Bei Auskünften von Nachrichtendiensten kann ein besonderes Offenbarungsinteresse den postmortalen Quellenschutz überwiegen. Das hat der Große Senat des BVerwG zur Spiegel-Affäre von 1962 entschieden.
Das Bundesverwaltungsgericht (BVerwG) hat entschieden, dass bei Auskunftsinteressen eine umfassende Einzelfallprüfung erfolgen muss, wenn eine Kollision mit staatlichen Geheimhaltungsinteressen besteht (Beschl. v. 13.04.2021, Az. 30 GS 1.20).
Hintergrund der Entscheidung ist ein Verfahren, welches das Nachrichtenmagazin Der Spiegel betreibt. Der Spiegel hatte 2014 aufgrund eines archivrechtlichen Antrags mitgeteilt bekommen, dass der Bundesnachrichtendienst (BND) während der sogenanten Spiegel-Affäre Kontakt zu zwei Personen aus der Redaktion gehabt hatte. Bei der Spiegel-Affäre im Jahr 1962 wurde aufgrund eines kritischen Artikels gegen Spiegel-Mitarbeiter wegen Landesverrats ermittelt, die Sache löste einen der ersten großen politischen Skandale der Nachkriegsgeschichte aus.
Der BND wollte die Kontakte jedoch nicht namentlich benennen, denn der Benennung stünden vorrangige Belange des Staatswohls entgegen. Der Spiegel erhob daraufhin Klage und begehrt derzeit nach § 13 Abs. 1 Nr. 1 Bundesarchivgesetz (BArchG) entsprechende Auskunft. Der 6. Senat des BVerwG gab dem BND daraufhin auf, Unterlagen vollständig und ungeschwärzt vorzulegen. Dem kam der BND aber nur teilweise nach und berief sich dabei auf eine Sperrerklärung des Bundeskanzleramtes sowie seiner Zusicherung gegenüber Informanten, ihre Namen auch nach deren Tod geheim zu halten. Das wurde auch zunächst vom nach § 189 Verwaltungsgerichtsordnung (VwGO) zuständigen Fachsenat des BVerwG gebilligt, schließlich gehe es um die Erhaltung der Funktionsfähigkeit und Effektivität der Sicherheitsbehörden im Sinne von § 99 Abs. 1 S. 2 Alt. 1 VwGO (Beschl. v. 20.09.2019, Az. 20 F 12.17).
Daraufhin hatte der 6. Senat die Sache dem Großen Senat vorgelegt, um eine einheitliche Rechtsprechung zu gewährleisten. Dabei sollte geklärt werden, ob und wie weit das Staatswohl den postmortalen Identitätsschutz nachrichtendienstlicher Informanten rechtfertigen kann, wenn die Vorgänge schon Jahrzehnte zurückliegen.

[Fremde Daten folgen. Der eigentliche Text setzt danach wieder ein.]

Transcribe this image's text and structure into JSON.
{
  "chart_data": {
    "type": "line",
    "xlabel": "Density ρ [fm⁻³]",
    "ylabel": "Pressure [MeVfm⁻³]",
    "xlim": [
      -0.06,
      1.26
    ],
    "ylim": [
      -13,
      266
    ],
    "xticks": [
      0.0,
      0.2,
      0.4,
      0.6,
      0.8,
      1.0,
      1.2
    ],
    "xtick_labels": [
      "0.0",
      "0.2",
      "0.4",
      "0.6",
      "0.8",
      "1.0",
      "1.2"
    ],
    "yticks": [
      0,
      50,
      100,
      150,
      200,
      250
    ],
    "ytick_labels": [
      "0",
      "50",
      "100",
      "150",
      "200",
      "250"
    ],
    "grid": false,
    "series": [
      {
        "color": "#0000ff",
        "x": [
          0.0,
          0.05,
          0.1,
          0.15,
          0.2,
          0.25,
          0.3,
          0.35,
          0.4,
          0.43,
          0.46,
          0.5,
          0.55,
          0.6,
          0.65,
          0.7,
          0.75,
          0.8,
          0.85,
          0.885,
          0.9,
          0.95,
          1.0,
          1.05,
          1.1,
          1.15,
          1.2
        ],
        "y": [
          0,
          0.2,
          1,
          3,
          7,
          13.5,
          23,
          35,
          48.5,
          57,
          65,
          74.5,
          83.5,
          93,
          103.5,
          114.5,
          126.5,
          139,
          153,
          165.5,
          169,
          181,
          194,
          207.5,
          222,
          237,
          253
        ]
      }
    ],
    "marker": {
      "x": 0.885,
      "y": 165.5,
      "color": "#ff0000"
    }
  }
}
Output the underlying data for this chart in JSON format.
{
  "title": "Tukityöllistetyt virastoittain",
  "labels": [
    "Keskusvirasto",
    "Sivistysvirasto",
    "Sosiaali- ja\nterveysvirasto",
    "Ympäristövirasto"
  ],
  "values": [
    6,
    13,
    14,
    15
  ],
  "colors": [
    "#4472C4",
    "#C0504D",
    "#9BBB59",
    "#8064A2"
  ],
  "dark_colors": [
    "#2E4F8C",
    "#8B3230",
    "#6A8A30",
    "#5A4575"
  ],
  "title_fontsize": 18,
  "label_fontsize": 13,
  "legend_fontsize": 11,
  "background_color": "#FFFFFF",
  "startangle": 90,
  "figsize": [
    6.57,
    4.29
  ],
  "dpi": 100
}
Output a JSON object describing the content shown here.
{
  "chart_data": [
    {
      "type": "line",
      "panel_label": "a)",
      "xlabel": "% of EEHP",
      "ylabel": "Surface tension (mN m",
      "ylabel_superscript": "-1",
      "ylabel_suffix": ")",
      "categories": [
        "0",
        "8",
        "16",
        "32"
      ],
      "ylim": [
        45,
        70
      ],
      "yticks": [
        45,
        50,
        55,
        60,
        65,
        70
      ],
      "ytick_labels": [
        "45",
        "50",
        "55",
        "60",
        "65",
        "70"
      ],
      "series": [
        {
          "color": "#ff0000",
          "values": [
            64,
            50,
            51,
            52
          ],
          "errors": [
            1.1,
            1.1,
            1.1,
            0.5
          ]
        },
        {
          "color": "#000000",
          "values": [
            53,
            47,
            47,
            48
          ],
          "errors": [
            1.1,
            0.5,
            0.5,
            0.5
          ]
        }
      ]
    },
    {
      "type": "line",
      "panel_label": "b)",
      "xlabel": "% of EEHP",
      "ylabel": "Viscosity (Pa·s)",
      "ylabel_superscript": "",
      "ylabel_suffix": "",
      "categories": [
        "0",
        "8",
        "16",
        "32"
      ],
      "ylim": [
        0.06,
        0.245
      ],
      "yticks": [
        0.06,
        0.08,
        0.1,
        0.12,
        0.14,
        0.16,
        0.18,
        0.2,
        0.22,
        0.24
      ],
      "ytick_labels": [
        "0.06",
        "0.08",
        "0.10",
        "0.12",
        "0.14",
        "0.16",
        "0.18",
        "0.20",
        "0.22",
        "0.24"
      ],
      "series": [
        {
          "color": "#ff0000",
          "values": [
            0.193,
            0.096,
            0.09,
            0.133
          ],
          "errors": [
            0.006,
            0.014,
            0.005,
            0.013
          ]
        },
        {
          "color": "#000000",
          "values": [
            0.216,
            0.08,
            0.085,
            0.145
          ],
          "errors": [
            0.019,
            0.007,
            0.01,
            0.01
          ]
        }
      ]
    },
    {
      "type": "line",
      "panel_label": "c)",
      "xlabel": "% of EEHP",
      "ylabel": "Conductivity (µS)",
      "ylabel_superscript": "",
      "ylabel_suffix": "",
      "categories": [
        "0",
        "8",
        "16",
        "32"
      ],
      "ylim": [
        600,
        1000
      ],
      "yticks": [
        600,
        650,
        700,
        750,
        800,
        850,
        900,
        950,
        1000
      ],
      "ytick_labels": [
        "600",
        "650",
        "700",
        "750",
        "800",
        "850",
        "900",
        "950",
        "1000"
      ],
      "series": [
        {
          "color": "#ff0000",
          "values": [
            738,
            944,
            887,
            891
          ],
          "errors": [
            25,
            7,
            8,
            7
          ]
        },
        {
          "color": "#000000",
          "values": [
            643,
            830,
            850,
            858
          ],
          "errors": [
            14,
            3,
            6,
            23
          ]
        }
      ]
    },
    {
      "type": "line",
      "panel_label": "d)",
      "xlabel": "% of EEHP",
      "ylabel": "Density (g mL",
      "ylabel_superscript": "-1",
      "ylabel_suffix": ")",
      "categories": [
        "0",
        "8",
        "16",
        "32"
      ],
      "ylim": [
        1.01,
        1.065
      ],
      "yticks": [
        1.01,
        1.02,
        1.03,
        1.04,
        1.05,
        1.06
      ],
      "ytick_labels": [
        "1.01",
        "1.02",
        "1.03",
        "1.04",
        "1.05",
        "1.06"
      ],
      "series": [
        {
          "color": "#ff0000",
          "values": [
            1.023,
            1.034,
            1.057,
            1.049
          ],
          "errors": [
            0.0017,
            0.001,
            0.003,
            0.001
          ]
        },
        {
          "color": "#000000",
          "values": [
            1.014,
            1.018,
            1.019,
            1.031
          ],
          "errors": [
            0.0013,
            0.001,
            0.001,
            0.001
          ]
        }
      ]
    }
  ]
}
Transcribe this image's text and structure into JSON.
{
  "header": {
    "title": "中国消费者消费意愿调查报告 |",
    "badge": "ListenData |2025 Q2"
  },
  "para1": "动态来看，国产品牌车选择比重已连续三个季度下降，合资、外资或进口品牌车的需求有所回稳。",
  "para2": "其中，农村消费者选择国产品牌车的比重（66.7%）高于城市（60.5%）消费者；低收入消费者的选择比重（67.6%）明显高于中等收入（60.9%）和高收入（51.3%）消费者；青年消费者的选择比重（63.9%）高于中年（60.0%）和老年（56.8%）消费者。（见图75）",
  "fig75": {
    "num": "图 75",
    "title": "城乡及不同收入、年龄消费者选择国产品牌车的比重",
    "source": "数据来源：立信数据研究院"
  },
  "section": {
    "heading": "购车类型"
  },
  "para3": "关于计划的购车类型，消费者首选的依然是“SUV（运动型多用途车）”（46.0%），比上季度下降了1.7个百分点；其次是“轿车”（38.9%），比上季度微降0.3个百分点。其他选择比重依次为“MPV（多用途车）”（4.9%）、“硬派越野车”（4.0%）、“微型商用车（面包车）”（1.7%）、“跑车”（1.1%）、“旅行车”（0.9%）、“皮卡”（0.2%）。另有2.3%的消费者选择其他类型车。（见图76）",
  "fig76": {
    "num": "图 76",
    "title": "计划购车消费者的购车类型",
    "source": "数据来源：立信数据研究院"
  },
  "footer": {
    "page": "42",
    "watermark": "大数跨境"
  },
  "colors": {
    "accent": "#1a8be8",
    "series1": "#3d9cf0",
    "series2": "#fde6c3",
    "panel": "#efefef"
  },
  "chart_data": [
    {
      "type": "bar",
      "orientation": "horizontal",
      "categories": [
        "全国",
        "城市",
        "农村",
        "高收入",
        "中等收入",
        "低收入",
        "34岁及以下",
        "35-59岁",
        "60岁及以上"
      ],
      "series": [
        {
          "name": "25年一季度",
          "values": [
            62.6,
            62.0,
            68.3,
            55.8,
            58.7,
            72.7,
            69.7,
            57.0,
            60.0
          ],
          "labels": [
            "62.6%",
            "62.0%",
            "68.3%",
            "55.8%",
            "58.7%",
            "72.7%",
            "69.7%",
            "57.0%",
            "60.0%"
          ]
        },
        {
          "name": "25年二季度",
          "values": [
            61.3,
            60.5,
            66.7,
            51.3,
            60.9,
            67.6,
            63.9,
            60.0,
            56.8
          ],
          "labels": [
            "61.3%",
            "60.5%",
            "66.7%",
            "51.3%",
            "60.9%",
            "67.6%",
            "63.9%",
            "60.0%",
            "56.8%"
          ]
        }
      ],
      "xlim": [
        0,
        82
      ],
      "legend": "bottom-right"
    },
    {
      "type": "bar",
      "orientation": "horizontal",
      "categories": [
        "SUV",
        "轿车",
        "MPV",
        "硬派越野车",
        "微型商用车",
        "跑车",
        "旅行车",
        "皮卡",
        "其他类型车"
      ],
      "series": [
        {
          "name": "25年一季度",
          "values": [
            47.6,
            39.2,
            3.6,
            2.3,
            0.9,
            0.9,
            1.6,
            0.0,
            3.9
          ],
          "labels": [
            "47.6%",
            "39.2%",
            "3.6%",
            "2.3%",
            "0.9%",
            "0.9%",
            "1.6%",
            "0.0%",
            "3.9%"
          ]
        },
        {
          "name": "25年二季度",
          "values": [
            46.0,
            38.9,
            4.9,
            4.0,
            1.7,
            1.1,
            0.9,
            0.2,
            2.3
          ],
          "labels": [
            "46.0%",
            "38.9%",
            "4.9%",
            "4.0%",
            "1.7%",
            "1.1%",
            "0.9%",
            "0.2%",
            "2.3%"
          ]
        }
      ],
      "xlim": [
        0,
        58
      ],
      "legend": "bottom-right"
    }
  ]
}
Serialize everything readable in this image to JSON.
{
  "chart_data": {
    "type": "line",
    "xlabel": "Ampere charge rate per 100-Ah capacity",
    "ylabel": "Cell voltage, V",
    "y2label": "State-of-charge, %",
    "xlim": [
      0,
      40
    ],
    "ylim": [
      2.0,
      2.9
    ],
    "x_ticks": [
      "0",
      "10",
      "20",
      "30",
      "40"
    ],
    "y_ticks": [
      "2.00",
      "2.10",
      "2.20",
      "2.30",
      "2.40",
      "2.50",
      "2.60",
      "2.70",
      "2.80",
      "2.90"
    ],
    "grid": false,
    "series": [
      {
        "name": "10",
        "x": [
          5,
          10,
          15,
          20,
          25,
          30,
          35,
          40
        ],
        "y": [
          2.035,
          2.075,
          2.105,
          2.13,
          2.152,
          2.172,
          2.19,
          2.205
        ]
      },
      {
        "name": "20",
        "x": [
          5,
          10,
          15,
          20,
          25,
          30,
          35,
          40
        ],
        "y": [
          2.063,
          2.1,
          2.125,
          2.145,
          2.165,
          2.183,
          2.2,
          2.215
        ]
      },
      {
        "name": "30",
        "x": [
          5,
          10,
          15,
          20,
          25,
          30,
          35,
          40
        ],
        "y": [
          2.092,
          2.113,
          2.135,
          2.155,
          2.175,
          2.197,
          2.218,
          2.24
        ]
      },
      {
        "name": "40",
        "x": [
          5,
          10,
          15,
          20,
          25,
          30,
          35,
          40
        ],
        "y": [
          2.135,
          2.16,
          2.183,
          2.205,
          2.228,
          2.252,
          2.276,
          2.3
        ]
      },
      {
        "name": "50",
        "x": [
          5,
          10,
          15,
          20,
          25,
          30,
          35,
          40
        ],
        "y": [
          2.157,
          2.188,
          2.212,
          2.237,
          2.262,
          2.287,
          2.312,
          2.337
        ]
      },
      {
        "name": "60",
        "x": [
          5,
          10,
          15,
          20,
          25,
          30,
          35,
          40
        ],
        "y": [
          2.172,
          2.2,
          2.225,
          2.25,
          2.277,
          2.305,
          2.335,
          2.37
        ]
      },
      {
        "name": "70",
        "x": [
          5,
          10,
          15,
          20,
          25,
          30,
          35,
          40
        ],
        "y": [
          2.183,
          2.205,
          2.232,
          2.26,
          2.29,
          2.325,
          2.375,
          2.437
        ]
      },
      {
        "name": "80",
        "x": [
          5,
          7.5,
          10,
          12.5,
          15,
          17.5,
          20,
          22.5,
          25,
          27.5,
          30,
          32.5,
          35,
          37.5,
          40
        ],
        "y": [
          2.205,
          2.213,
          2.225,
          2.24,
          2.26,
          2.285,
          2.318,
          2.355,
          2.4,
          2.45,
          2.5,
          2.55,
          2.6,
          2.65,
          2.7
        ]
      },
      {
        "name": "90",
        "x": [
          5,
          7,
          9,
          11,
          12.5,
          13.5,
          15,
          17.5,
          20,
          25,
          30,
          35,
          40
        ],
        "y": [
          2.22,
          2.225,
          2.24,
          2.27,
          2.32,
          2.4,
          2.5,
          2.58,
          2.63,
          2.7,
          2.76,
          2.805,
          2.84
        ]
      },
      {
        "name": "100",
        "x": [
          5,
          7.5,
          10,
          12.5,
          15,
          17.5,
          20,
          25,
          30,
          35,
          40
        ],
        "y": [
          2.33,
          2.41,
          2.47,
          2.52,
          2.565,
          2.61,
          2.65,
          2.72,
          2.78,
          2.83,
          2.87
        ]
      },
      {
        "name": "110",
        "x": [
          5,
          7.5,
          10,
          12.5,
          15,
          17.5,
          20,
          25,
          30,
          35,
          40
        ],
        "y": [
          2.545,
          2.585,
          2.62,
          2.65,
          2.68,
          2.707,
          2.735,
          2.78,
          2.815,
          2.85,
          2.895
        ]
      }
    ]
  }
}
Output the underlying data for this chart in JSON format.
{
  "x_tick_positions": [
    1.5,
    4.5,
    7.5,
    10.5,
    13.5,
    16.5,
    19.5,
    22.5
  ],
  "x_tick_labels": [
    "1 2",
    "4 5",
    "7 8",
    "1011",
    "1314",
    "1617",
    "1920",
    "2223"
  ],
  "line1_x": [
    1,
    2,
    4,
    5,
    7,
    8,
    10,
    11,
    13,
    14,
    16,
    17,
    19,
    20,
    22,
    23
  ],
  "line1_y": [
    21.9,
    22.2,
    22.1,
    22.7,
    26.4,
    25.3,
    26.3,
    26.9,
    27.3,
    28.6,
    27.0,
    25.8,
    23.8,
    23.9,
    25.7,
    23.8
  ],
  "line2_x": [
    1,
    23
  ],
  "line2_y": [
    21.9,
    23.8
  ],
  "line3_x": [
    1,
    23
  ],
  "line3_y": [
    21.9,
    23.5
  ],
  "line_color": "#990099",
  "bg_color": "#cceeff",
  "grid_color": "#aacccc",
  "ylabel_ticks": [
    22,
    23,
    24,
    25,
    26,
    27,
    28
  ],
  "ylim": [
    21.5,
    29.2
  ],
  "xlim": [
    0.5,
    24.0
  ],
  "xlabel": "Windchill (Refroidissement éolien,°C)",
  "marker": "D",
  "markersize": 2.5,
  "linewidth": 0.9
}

Keine starre 30-jährige Frist
Der Große Senat hat jetzt entschieden, dass dies in einer strukturierten Einzelfallprüfung zu bewerten ist. Ein Zeitablauf von 30 Jahren ist dabei gewichtig, aber nicht allein entscheidend, so das BVerwG. Ein besonderes Offenbarungsinteresse könne eine frühere Offenlegung rechtfertigen, ein besonderes Geheimhaltungsinteresse eine längere Geheimhaltung gebieten. Aufgrund einer Entscheidung des Bundesverfassungsgerichts hatte der Fachsenat seine Rechtsprechung entsprechend geändert. Eine wichtige Rolle spielt dabei auch, dass potenzielle Informaten ein gewisses Maß an Vertrauen in den BND hegen können.
Ein besonderes Offenlegungsinteresse wird nach Auffassung des Großen Senats umso eher eine Verkürzung der 30-Jahres-Frist rechtfertigen, desto länger die Aktivität des Informanten zurückliegt und umso weniger Anlass zur Annahme besteht, dass sich die Bekanntgabe persönlicher Daten des Informanten auf die Anwerbung anderer Informanten und damit auf die Arbeitsfähigkeit der Geheimdienste auszuwirken vermag.
Welche Auswirkungen die Entscheidung auf das Verfahren um die Spiegel-Affäre hat, bleibt nun abzuwarten.